However, the significance of KDM5C in gastric cancer oncogenesis and cancer progression is not fully understood so far. Here we revealed the potential role of KDM5C in gastric cancer proliferation, invasion, and metastasis.

Material and Methods

Patients and Tissue Samples

A total of 39 gastric cancer tissue samples, along with matched normal tissues, were used in this study. All of the samples were obtained from the second affiliated hospital of Soochow University between 2011 and 2013. For all of the patients who participated in this study, written informed consent was obtained, which was approved by the Ethical Committee of Soochow University School of Medicine.

Cell Culture and Reagents

The gastric cancer cell lines (NCI-N87, AGS, MKN45, and GES-1) were obtained from the American Type Culture Collection (Rockville, Maryland). Antibodies that had been raised against KDM5C, p53, p27, and p21 were purchased from Cell Signaling Technology (Beverly, Maryland), and a mouse antiproliferating cell nuclear antigen (PCNA) antibody was obtained from Abcam (Cambridge, Maryland). The signal silence p53 small-interfering short hairpin RNA (siRNA) and its control siRNA were purchased from Cell Signaling Technology. All of the remaining reagents were obtained from Sigma-Aldrich (St. Louis, Missouri), unless otherwise specified.

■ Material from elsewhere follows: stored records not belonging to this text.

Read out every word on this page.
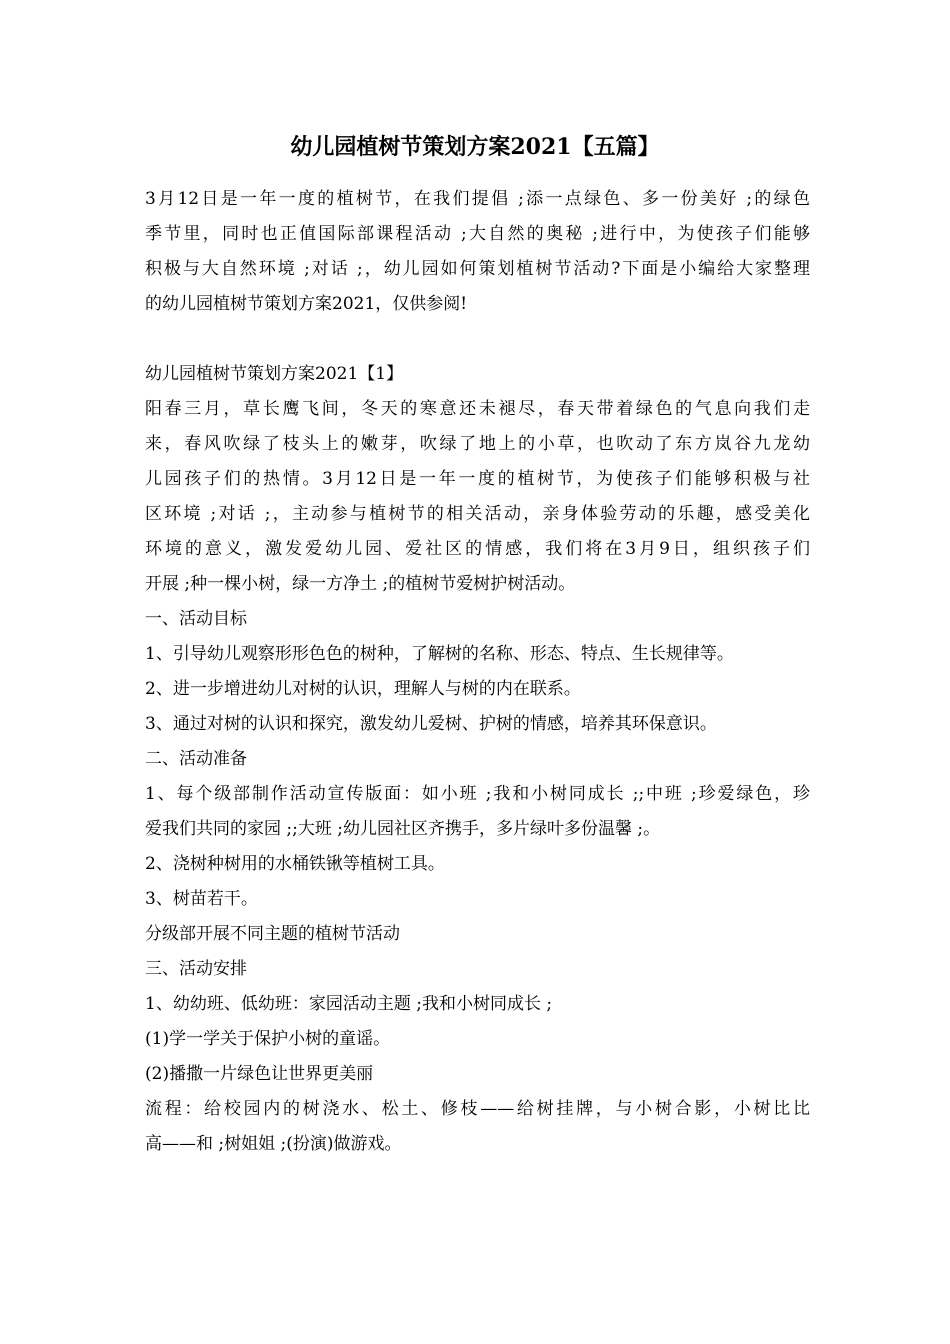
幼儿园植树节策划方案2021【五篇】
3月12日是一年一度的植树节，在我们提倡 ;添一点绿色、多一份美好 ;的绿色
季节里，同时也正值国际部课程活动 ;大自然的奥秘 ;进行中，为使孩子们能够
积极与大自然环境 ;对话 ;，幼儿园如何策划植树节活动?下面是小编给大家整理
的幼儿园植树节策划方案2021，仅供参阅!
幼儿园植树节策划方案2021【1】
阳春三月，草长鹰飞间，冬天的寒意还未褪尽，春天带着绿色的气息向我们走
来，春风吹绿了枝头上的嫩芽，吹绿了地上的小草，也吹动了东方岚谷九龙幼
儿园孩子们的热情。3月12日是一年一度的植树节，为使孩子们能够积极与社
区环境 ;对话 ;，主动参与植树节的相关活动，亲身体验劳动的乐趣，感受美化
环境的意义，激发爱幼儿园、爱社区的情感，我们将在3月9日，组织孩子们
开展 ;种一棵小树，绿一方净土 ;的植树节爱树护树活动。
一、活动目标
1、引导幼儿观察形形色色的树种，了解树的名称、形态、特点、生长规律等。
2、进一步增进幼儿对树的认识，理解人与树的内在联系。
3、通过对树的认识和探究，激发幼儿爱树、护树的情感，培养其环保意识。
二、活动准备
1、每个级部制作活动宣传版面：如小班 ;我和小树同成长 ;;中班 ;珍爱绿色，珍
爱我们共同的家园 ;;大班 ;幼儿园社区齐携手，多片绿叶多份温馨 ;。
2、浇树种树用的水桶铁锹等植树工具。
3、树苗若干。
分级部开展不同主题的植树节活动
三、活动安排
1、幼幼班、低幼班：家园活动主题 ;我和小树同成长 ;
(1)学一学关于保护小树的童谣。
(2)播撒一片绿色让世界更美丽
流程：给校园内的树浇水、松土、修枝——给树挂牌，与小树合影，小树比比
高——和 ;树姐姐 ;(扮演)做游戏。
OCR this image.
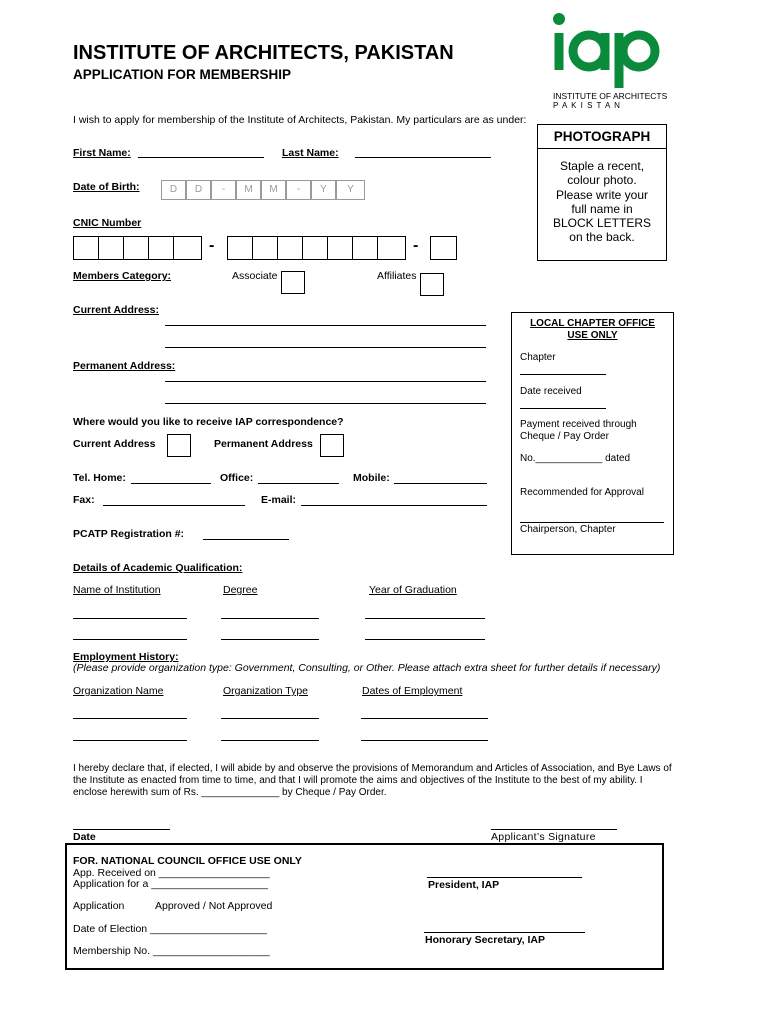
INSTITUTE OF ARCHITECTS, PAKISTAN
APPLICATION FOR MEMBERSHIP
INSTITUTE OF ARCHITECTS
P A K I S T A N
I wish to apply for membership of the Institute of Architects, Pakistan. My particulars are as under:
PHOTOGRAPH
Staple a recent,
colour photo.
Please write your
full name in
BLOCK LETTERS
on the back.
First Name:	Last Name:
Date of Birth:	D	D	-	M	M	-	Y	Y
CNIC Number
-	-
Members Category:	Associate	Affiliates
Current Address:
Permanent Address:
Where would you like to receive IAP correspondence?
Current Address	Permanent Address
Tel. Home:	Office:	Mobile:
Fax:	E-mail:
PCATP Registration #:
LOCAL CHAPTER OFFICE
USE ONLY
Chapter
Date received
Payment received through
Cheque / Pay Order
No.____________ dated
Recommended for Approval
Chairperson, Chapter
Details of Academic Qualification:
Name of Institution	Degree	Year of Graduation
Employment History:
(Please provide organization type: Government, Consulting, or Other. Please attach extra sheet for further details if necessary)
Organization Name	Organization Type	Dates of Employment
I hereby declare that, if elected, I will abide by and observe the provisions of Memorandum and Articles of Association, and Bye Laws of
the Institute as enacted from time to time, and that I will promote the aims and objectives of the Institute to the best of my ability. I
enclose herewith sum of Rs. ______________ by Cheque / Pay Order.
Date	Applicant’s Signature
FOR. NATIONAL COUNCIL OFFICE USE ONLY
App. Received on ___________________
Application for a ____________________
Application	Approved / Not Approved
Date of Election ____________________
Membership No. ____________________
President, IAP
Honorary Secretary, IAP
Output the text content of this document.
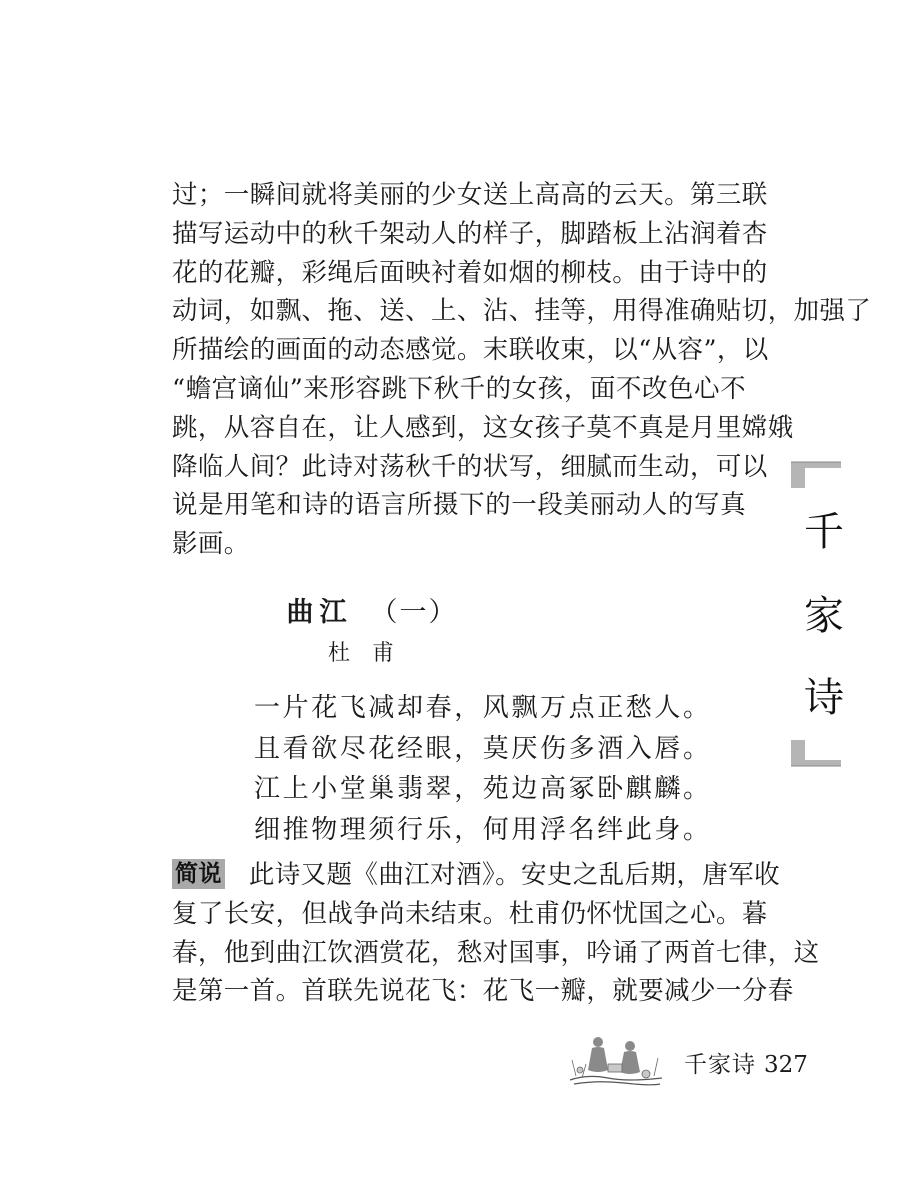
过；一瞬间就将美丽的少女送上高高的云天。第三联
描写运动中的秋千架动人的样子，脚踏板上沾润着杏
花的花瓣，彩绳后面映衬着如烟的柳枝。由于诗中的
动词，如飘、拖、送、上、沾、挂等，用得准确贴切，加强了
所描绘的画面的动态感觉。末联收束，以“从容”，以
“蟾宫谪仙”来形容跳下秋千的女孩，面不改色心不
跳，从容自在，让人感到，这女孩子莫不真是月里嫦娥
降临人间？此诗对荡秋千的状写，细腻而生动，可以
说是用笔和诗的语言所摄下的一段美丽动人的写真
影画。

曲江 （一）
杜甫
一片花飞减却春，风飘万点正愁人。
且看欲尽花经眼，莫厌伤多酒入唇。
江上小堂巢翡翠，苑边高冢卧麒麟。
细推物理须行乐，何用浮名绊此身。

简说 此诗又题《曲江对酒》。安史之乱后期，唐军收
复了长安，但战争尚未结束。杜甫仍怀忧国之心。暮
春，他到曲江饮酒赏花，愁对国事，吟诵了两首七律，这
是第一首。首联先说花飞：花飞一瓣，就要减少一分春

千
家
诗
千家诗 327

Plasmid Construction and Transfection

For overexpression, the complementary DNA (cDNA) representing the complete open reading frame of KDM5C was cloned into the pcDNA3.1 vector (Invitrogen, Carlsbad, California) to generate the KDM5C expression plasmid. The expression plasmid was verified by sequencing both strands and was used to transfect the NCI-N87 cells to establish the KDM5C overexpression cell line. For KDM5C RNA interference, the control and KDM5C shRNA plasmids were purchased from Santa Cruz Biotechnology (Santa Cruz, California) and was used to transfect the MKN45 cells to establish the KDM5C knockdown cell line. The transfection efficiency of KDM5C was confirmed by Western blotting and quantitative reverse transcription polymerase chain reaction (qRT-PCR) analyses.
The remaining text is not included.